Martina Paesani

Martina Paesani

Infermiera MSF

Essere operatore MSF per dare un contributo concreto

Martina Paesani

Martina Paesani

Infermiera MSF
Essere operatore MSF per dare un contributo concreto

La mia seconda missione con MSF come infermiera strumentista si è svolta in Siria.

È da marzo 2011 che mi domando se sia giusto lasciare che questo eccidio continui senza suscitare il benché minimo interesse. Ed ecco che mi ritrovo al telefono con MSF, con la gola secca, tante paure e la necessità di tenerne da parte la giusta dose e metterla nello zaino per partire.

Le persone che ho conosciuto durante la missione sono incredibili: si tratta per lo più di personale non sanitario, persone che non hanno la pretesa di salvare il mondo ma hanno la ferrea volontà di aiutarsi a vicenda.

L’Italia in cui vivo spesso non mi ricorda quanto siano importanti le gioie semplici dell’umanità, non mi ricorda come sia necessario sentire che qualcuno creda in noi, non mi ricorda l’importanza di avere qualcuno accanto con cui ridere o piangere.

In Siria, il solo sapere che qualcuno è disposto a farlo e che è capace di uscire dalla propria zona di comfort per dare delle cure, mi dona speranza.

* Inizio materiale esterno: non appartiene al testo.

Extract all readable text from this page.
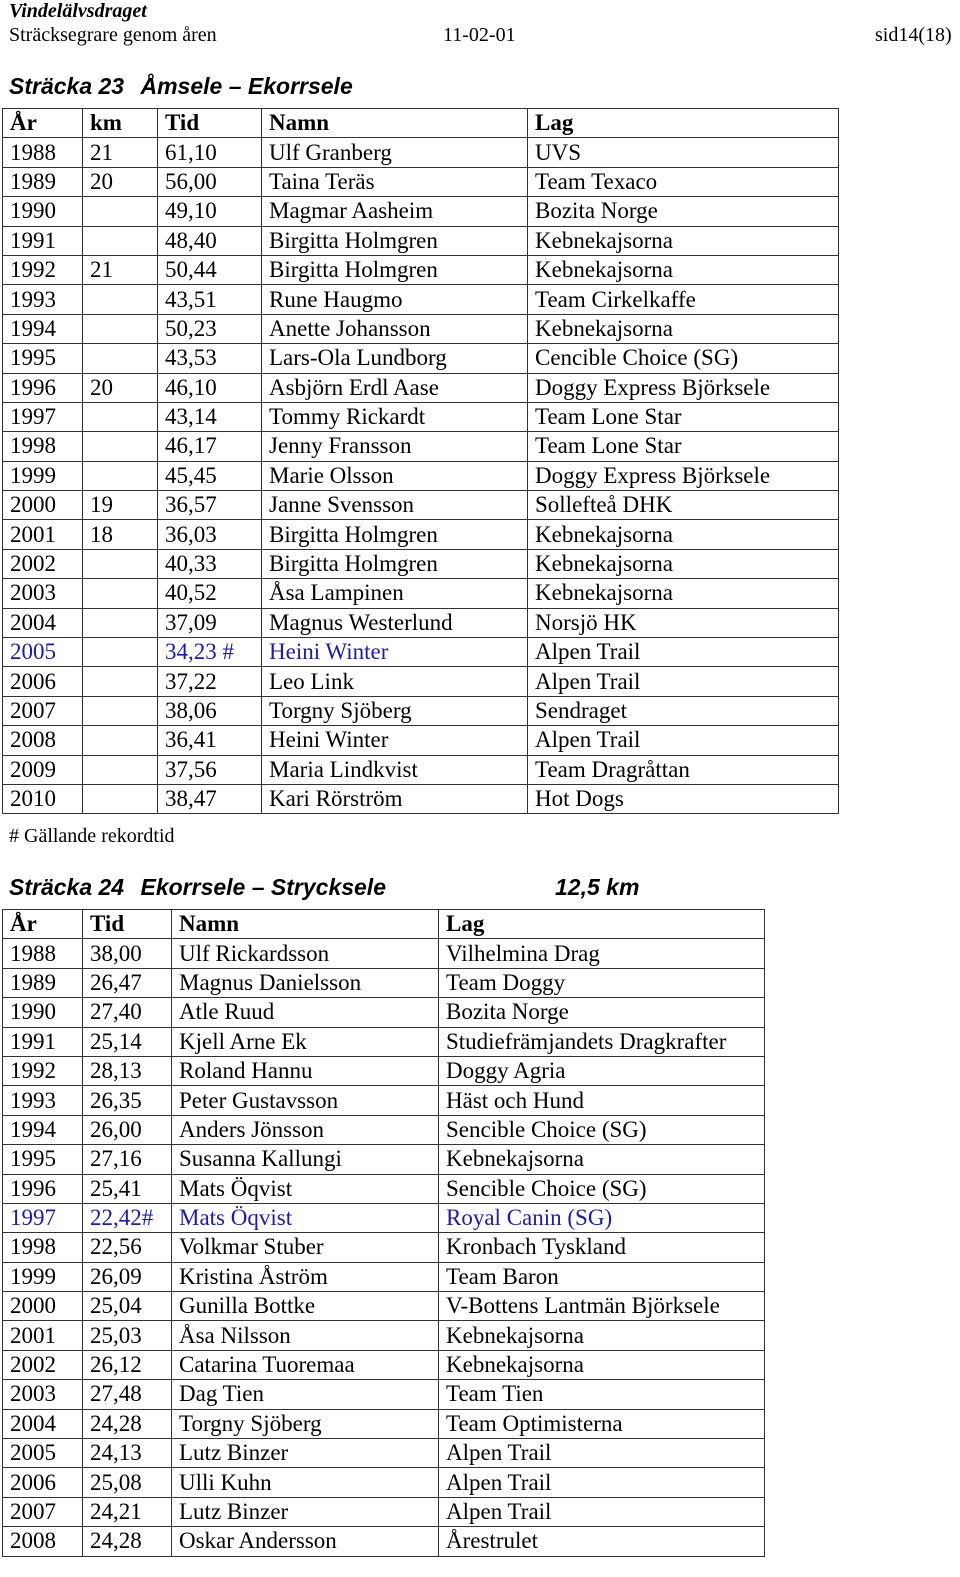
Vindelälvsdraget
Sträcksegrare genom åren	11-02-01	sid14(18)
Sträcka 23 Åmsele – Ekorrsele
År	km	Tid	Namn	Lag
1988	21	61,10	Ulf Granberg	UVS
1989	20	56,00	Taina Teräs	Team Texaco
1990		49,10	Magmar Aasheim	Bozita Norge
1991		48,40	Birgitta Holmgren	Kebnekajsorna
1992	21	50,44	Birgitta Holmgren	Kebnekajsorna
1993		43,51	Rune Haugmo	Team Cirkelkaffe
1994		50,23	Anette Johansson	Kebnekajsorna
1995		43,53	Lars-Ola Lundborg	Cencible Choice (SG)
1996	20	46,10	Asbjörn Erdl Aase	Doggy Express Björksele
1997		43,14	Tommy Rickardt	Team Lone Star
1998		46,17	Jenny Fransson	Team Lone Star
1999		45,45	Marie Olsson	Doggy Express Björksele
2000	19	36,57	Janne Svensson	Sollefteå DHK
2001	18	36,03	Birgitta Holmgren	Kebnekajsorna
2002		40,33	Birgitta Holmgren	Kebnekajsorna
2003		40,52	Åsa Lampinen	Kebnekajsorna
2004		37,09	Magnus Westerlund	Norsjö HK
2005		34,23 #	Heini Winter	Alpen Trail
2006		37,22	Leo Link	Alpen Trail
2007		38,06	Torgny Sjöberg	Sendraget
2008		36,41	Heini Winter	Alpen Trail
2009		37,56	Maria Lindkvist	Team Dragråttan
2010		38,47	Kari Rörström	Hot Dogs
# Gällande rekordtid
Sträcka 24 Ekorrsele – Strycksele	12,5 km
År	Tid	Namn	Lag
1988	38,00	Ulf Rickardsson	Vilhelmina Drag
1989	26,47	Magnus Danielsson	Team Doggy
1990	27,40	Atle Ruud	Bozita Norge
1991	25,14	Kjell Arne Ek	Studiefrämjandets Dragkrafter
1992	28,13	Roland Hannu	Doggy Agria
1993	26,35	Peter Gustavsson	Häst och Hund
1994	26,00	Anders Jönsson	Sencible Choice (SG)
1995	27,16	Susanna Kallungi	Kebnekajsorna
1996	25,41	Mats Öqvist	Sencible Choice (SG)
1997	22,42#	Mats Öqvist	Royal Canin (SG)
1998	22,56	Volkmar Stuber	Kronbach Tyskland
1999	26,09	Kristina Åström	Team Baron
2000	25,04	Gunilla Bottke	V-Bottens Lantmän Björksele
2001	25,03	Åsa Nilsson	Kebnekajsorna
2002	26,12	Catarina Tuoremaa	Kebnekajsorna
2003	27,48	Dag Tien	Team Tien
2004	24,28	Torgny Sjöberg	Team Optimisterna
2005	24,13	Lutz Binzer	Alpen Trail
2006	25,08	Ulli Kuhn	Alpen Trail
2007	24,21	Lutz Binzer	Alpen Trail
2008	24,28	Oskar Andersson	Årestrulet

Questa è la missione di MSF: dare un contributo concreto e prendersi cura delle vittime della guerra affinché sappiano di non essere sole. Cerchiamo di fare la differenza per le persone con cui lavoriamo e la comunità che ci circonda.

Durante la mia esperienza ho potuto capire meglio anche cosa significhi fare chirurgia di guerra e fornire trattamenti salvavita. Anche una semplice medicazione di ferite superficiali causate da un mortaio, in un contesto come quello della Siria, può fare la differenza tra la vita e la morte.

Ho conosciuto tanti colleghi e le loro storie. Amani, Mahmoud, Tehani hanno perso i fratelli. A Rouba hanno ucciso il figlio appena partorito in ospedale. Il giovane Malik, fino a due anni fa sui banchi dell’università di medicina, non avrebbe mai sognato di assistere a casi così disparati. Il dr. Rami che ha lasciato il proprio cuore ad Aleppo e tutti gli infermieri e assistenti della nostra missione. Ognuno di loro profugo in terra natìa, scappato e scampato alla violenza.

Ho capito che la mia presenza è stata un piccolissimo tributo al popolo siriano, e la loro estrema gratitudine mi insegnato un’umanità a cui non era più abituata.

In Siria c’è un esercito di mani libere da pistole e mortai, in quelle mani prende vita il significato di pace e non violenza. Sono persone capaci di vivere all’incrocio di fuochi, rischiando di rimanere bruciati, cercano di vivere la propria vita diventando loro malgrado testimonianza e ricerca di una risoluzione a mani alzate del conflitto. Queste persone mi hanno fatto capire il significato del logo con il kalashnikov barrato di MSF.

Voglio conservare ogni singolo ricordo di questa missione. E ripartirei, ogni giorno.